Discount Unto Others As You Would Have Others Discount Unto You

Collen Dilenschneider is increasingly becoming my go-to source for general data about audience behavior in relation to pricing. Last month, she posted about the perception and attitudes free, discounted and full price engenders among attendees.

She had previously written, and summarizes in this recent post, that discounts tend to bring people who are already engaged with the organization back through the doors rather than achieving the goal providing additional access to people who can’t easily afford entry. She suggests that part of the reason is that the discounts are communicated through the same channels that made existing audiences aware of the organization rather than through channels and techniques that reach the desired additional audiences:

Thus, it’s often the people who already know that the experience is worthy of their time who take up a general discount.
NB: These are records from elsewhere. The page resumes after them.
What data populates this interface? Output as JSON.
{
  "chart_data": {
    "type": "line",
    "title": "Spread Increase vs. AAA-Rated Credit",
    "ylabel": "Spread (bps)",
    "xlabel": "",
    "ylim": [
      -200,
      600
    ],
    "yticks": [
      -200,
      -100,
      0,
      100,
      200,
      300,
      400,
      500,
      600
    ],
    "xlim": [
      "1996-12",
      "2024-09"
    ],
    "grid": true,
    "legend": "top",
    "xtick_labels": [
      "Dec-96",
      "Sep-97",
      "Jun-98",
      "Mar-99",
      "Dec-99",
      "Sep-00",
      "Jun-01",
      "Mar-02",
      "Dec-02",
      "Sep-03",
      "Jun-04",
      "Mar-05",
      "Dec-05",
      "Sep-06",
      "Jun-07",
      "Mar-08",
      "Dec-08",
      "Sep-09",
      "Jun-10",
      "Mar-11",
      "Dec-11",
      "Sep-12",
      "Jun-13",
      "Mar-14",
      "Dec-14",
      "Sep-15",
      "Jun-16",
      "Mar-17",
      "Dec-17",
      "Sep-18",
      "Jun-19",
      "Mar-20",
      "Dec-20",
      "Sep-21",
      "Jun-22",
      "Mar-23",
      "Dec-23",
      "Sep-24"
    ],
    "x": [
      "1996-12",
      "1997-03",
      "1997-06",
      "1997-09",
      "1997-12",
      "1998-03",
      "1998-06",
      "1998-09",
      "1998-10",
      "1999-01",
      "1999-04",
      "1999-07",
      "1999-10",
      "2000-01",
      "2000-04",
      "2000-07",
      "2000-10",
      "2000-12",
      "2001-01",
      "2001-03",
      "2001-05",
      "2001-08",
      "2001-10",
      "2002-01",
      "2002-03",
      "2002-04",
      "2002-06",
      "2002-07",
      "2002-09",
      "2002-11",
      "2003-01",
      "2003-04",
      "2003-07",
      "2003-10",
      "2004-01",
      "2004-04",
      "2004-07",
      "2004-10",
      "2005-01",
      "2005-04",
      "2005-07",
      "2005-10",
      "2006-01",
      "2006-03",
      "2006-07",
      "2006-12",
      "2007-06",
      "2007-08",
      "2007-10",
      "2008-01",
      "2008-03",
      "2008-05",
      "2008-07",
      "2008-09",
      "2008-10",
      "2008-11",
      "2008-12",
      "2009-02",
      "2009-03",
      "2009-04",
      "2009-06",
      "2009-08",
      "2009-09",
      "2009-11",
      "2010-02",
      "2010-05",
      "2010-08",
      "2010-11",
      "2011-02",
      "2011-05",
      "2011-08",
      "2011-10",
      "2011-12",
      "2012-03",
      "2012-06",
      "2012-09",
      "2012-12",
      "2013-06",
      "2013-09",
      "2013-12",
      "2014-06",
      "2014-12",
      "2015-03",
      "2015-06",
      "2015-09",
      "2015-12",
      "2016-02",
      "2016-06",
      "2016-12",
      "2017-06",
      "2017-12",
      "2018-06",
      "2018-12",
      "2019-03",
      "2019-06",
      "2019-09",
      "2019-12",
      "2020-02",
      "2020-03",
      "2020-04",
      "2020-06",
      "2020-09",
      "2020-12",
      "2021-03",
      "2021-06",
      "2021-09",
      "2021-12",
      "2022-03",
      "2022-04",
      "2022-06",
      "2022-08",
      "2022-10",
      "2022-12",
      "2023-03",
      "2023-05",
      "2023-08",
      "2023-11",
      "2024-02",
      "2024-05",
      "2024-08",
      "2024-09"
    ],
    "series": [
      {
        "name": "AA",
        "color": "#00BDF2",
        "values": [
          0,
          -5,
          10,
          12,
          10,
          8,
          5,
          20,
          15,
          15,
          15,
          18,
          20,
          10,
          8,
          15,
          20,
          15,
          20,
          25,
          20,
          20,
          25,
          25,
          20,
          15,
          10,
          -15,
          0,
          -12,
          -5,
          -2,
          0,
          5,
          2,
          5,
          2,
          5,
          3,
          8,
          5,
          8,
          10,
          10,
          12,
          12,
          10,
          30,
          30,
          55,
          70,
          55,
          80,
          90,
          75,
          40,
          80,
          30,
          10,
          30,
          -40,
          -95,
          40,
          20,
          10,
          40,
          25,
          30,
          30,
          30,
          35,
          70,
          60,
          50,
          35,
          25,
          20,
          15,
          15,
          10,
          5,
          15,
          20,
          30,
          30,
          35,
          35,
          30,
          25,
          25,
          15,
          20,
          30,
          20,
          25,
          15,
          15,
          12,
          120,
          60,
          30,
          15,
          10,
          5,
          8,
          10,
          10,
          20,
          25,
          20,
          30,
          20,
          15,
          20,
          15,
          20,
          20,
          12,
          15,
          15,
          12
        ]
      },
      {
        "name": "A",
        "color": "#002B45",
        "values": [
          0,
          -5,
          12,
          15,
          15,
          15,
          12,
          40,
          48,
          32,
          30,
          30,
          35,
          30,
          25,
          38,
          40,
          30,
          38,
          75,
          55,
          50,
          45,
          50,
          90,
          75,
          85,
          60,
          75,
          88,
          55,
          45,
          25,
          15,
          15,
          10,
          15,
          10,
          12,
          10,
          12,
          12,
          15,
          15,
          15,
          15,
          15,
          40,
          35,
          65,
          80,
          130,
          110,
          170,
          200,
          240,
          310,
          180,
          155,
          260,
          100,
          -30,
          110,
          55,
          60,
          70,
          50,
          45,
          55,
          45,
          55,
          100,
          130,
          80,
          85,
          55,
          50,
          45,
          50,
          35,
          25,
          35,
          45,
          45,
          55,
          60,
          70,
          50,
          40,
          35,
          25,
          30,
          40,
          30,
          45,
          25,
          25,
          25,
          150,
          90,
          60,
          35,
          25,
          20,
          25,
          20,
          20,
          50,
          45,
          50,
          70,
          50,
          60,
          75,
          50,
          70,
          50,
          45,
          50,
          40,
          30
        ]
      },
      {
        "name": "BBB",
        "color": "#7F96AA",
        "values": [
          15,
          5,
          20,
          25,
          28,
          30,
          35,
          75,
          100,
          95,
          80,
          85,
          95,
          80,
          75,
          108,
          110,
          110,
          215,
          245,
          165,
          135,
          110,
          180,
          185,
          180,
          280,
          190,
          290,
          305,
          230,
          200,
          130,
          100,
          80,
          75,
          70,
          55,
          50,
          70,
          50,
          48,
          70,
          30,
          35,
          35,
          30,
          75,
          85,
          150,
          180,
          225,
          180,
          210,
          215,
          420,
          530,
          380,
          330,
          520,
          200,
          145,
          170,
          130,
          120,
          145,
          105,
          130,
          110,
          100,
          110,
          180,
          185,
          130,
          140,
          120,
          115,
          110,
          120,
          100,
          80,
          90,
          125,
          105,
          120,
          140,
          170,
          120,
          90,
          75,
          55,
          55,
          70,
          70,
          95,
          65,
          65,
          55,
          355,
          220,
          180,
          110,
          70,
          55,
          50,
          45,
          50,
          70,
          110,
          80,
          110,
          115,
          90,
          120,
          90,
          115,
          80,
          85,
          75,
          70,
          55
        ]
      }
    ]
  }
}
Also, general discounts – even if they are intended to pique the interest of income-qualified audiences – are often promoted using the same channels as every other outbound message, resulting in more awareness of access programs amongst people with household incomes greater than $250,000/year than individuals with household incomes of less than $25,000/year. (Here’s more on this topic.)

The new data she presents surprisingly indicates that the lower the price, the lower the value people place on the organization and experience.

In terms of satisfaction which influences whether people will return, tell their friends and have a higher value-for-cost perceptions,

This may surprise some. (“How can people who get discounts be more satisfied than people who paid no money at all to attend!? They got in for free, for goodness sake!”) What may surprise folks even more is that average satisfaction is notably highest of all among people who paid full admission prices for their experience.

In terms of likeliness to endorse the organization to others, it is much the same.

General admission visitors were significantly more likely to endorse an organization than those who got a discount or attended for free.

As it turns out, when organizations provide a general discount, visitors generally discount them right back.

Perhaps most importantly, what people paid for admission influences the perception of how dedicated the organization is to its mission.

When an organization discounts its onsite experience through free or reduced admission, it impacts how visitors perceive the organization’s mission, too. What happens onsite doesn’t just stay onsite

That’s why this finding may be the most important of all in this article.

People who paid full admission price believed much more strongly that these entities were effective in executing their missions. The difference is dramatic.When an entity discounts its admission price, it changes how the public perceives its mission and what it stands for.

She doesn’t say all discounts and free admissions are bad. As implied earlier, a disciplined, focused strategy of communicating discounts to a specific target audience rather than to the broader constituency can achieve the desired aims. However, it takes time and energy to cultivate relationships with the right people and direct money and resources to the correct communication channels.